Shapeshifting. Time travel. Invulnerability. Precognition. Mind reading. Telekinesis.
As a teenager, I was fascinated by the superpowers that comic-book characters possessed. Haven’t you imagined how awesome your life would be if you could know the future, read minds, change your body, move objects with your intentions, and manifest whatever you wanted?
Such flights of fancy were a diversion from my daily reality. I felt miserable and powerless, stuck in a family and situation I could not change. My parents divided their time between the US, the UK, and South Africa. They were missionaries, carrying all the baggage of fundamentalist religion. Superpowers were not part of the equation.
The science I learned in school was similarly static. Biology taught that our brains grew till the age of around 17, at which point they’d attained their adult size and shape and didn’t change much for the rest of our lives.
Science also had concepts of what the mind was. As evolution created progressively complex neural networks, going from the simple ganglia of nematode worms to the large prefrontal cortex that crowns the human head, something called “mind” arose. Scientists regarded the mind as an “epiphenomenon” of the brain’s increasing intricacy. Human beings could compose poetry, record history, make music, and execute calculus due to the mental activity arising from the brain embedded in the bony skull.

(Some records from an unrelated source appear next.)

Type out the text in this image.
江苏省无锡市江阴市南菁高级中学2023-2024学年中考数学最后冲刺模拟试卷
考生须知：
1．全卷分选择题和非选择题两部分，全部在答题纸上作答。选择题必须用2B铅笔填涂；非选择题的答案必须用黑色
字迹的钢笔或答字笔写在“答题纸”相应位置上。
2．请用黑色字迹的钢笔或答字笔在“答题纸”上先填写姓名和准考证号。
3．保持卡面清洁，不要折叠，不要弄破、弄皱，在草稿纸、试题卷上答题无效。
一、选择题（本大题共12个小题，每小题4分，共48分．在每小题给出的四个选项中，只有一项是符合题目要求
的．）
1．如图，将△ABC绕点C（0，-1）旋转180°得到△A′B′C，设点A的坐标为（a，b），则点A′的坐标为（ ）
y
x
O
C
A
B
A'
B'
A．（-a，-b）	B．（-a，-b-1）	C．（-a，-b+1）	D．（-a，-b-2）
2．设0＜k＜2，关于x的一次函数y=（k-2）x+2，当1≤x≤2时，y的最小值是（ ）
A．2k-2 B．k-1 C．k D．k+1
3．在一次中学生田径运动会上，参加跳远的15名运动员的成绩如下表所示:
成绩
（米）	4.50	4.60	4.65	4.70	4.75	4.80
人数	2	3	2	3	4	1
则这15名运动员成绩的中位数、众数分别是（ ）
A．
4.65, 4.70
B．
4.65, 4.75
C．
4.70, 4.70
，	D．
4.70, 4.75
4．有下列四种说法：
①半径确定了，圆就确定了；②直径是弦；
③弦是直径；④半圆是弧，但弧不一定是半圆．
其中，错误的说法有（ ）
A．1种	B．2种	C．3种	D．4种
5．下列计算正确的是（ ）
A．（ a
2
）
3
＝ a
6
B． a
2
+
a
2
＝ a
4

Fast forward to today. Neuroscience now understands that brains aren’t static. Cellular activity constantly roils the brain, destroying molecules and creating new ones (Stoll & Müller, 1999).
Even the structure of each nerve cell changes constantly. Microtubules are the scaffolding that provides cells with their rigidity, similar to the ways girders give a building its shape. Between creation and destruction, brain microtubules have a shelf life of just 10 minutes (Kim & Coulombe, 2010). Your brain isn’t like jelly that’s been set in a mold. It’s more like soup on the boil.
Microtubules are the stiff skeletal structures that shape a cell.
In this seething mass of activity, the most active neural circuits grow. Just the way the muscles of a bodybuilder get bigger as he practices lifting heavier weights, our neural circuits grow when we exercise them.
The great news here is that we can choose which circuits to develop. Boost emotions like love, compassion, awe, and joy, and you’re sending signals through those parts of the brain. Make practices like time in nature, mindful eating, heartfelt conversation, EcoMeditation, EFT acupressure tapping, conscious breathing, and other forms of stress-reduction part of your day.
As you fire those neural circuits repeatedly, they grow. You then have the neural hardware for superpowers like love, peace, joy, and wisdom!
References
Kim, S., & Coulombe, P. A. (2010). Emerging role for the cytoskeleton as an organizer and regulator of translation. Nature Reviews Molecular Cell Biology, 11(1), 75-81.
Stoll, G., & Müller, H. W. (1999). Nerve injury, axonal degeneration and neural regeneration: Basic insights. Brain Pathology, 9(2), 313-325.